On 6/13/23 14:46, Takashi Iwai wrote:
On Tue, 13 Jun 2023 13:10:53 +0200, Michal Suchánek wrote:
Hello,
As already said the status of --sb-state is irrelevant.
We have one place where the user expresses desire to use secure boot, and it's here:
/etc/sysconfig/bootloader:SECURE_BOOT="yes"
If that's yes, the platform supports secure boot, and it happens to be disabled, all the setup for making secure boot work should be done anyway.

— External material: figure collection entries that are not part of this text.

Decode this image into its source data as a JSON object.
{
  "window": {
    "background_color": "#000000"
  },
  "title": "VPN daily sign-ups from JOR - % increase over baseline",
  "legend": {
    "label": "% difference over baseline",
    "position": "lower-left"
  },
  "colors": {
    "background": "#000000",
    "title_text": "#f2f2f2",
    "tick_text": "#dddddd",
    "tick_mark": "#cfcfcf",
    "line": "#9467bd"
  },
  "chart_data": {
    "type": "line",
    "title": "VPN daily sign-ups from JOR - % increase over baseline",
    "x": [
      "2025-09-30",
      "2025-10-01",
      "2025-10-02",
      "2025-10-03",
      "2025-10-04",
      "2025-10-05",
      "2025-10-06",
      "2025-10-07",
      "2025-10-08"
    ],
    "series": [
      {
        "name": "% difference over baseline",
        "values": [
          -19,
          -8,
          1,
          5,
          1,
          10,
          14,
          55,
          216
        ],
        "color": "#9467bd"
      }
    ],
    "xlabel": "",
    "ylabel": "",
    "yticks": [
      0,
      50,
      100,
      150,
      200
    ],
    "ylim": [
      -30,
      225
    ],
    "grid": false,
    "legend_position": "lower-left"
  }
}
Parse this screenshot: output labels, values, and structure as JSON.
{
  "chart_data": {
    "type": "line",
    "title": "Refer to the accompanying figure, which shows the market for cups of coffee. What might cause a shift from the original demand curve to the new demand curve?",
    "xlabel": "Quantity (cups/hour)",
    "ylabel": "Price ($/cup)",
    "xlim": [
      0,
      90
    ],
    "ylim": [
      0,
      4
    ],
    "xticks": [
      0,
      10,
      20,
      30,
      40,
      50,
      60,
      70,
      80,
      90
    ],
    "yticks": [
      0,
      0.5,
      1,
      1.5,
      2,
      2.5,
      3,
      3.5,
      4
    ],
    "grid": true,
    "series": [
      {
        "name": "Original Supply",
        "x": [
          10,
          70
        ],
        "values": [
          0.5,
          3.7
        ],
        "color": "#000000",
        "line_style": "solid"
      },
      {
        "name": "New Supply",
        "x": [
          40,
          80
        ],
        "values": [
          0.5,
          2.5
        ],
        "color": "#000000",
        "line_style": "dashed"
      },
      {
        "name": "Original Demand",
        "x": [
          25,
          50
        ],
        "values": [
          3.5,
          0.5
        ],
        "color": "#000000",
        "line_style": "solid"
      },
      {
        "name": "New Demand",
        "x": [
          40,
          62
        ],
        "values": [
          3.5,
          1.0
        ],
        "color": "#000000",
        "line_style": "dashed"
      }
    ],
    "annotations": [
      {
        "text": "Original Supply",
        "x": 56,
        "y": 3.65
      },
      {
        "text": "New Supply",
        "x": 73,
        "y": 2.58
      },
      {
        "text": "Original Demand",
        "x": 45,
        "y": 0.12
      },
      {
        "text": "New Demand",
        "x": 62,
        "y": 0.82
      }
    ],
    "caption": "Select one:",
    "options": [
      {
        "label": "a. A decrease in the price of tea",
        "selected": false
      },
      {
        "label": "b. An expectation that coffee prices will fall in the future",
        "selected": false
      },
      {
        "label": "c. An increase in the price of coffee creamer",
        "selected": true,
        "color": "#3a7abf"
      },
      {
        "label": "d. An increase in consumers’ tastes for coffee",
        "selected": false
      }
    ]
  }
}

If the user does not want to use secure boot ever they can change this setting. There is no other way to tell if the secure boot is disabled 'temporarily' or 'permanently' on a platform that does supporte secure boot.
... and we have one place where the user expresses desire to use secure boot *on the whole system*: BIOS setup. That wins over whatever OS sets up. And, the --sb-state option corresponds to it. Hence checking it makes sense, too, if your logic applies :)
OTOH, it'd be certainly safer to deploy MOK no matter what value sb-state option has for avoiding the possible cases. So, it doesn't sound too bad to use /etc/sysconfig/bootlader:SECURE_BOOT as a checker instead of sb-state option -- as long as it's well documented.
Or, ideally, have a GUI to tweak this...
AFAIK the GUI is yast2-bootloader, checkbox "Secure Boot support".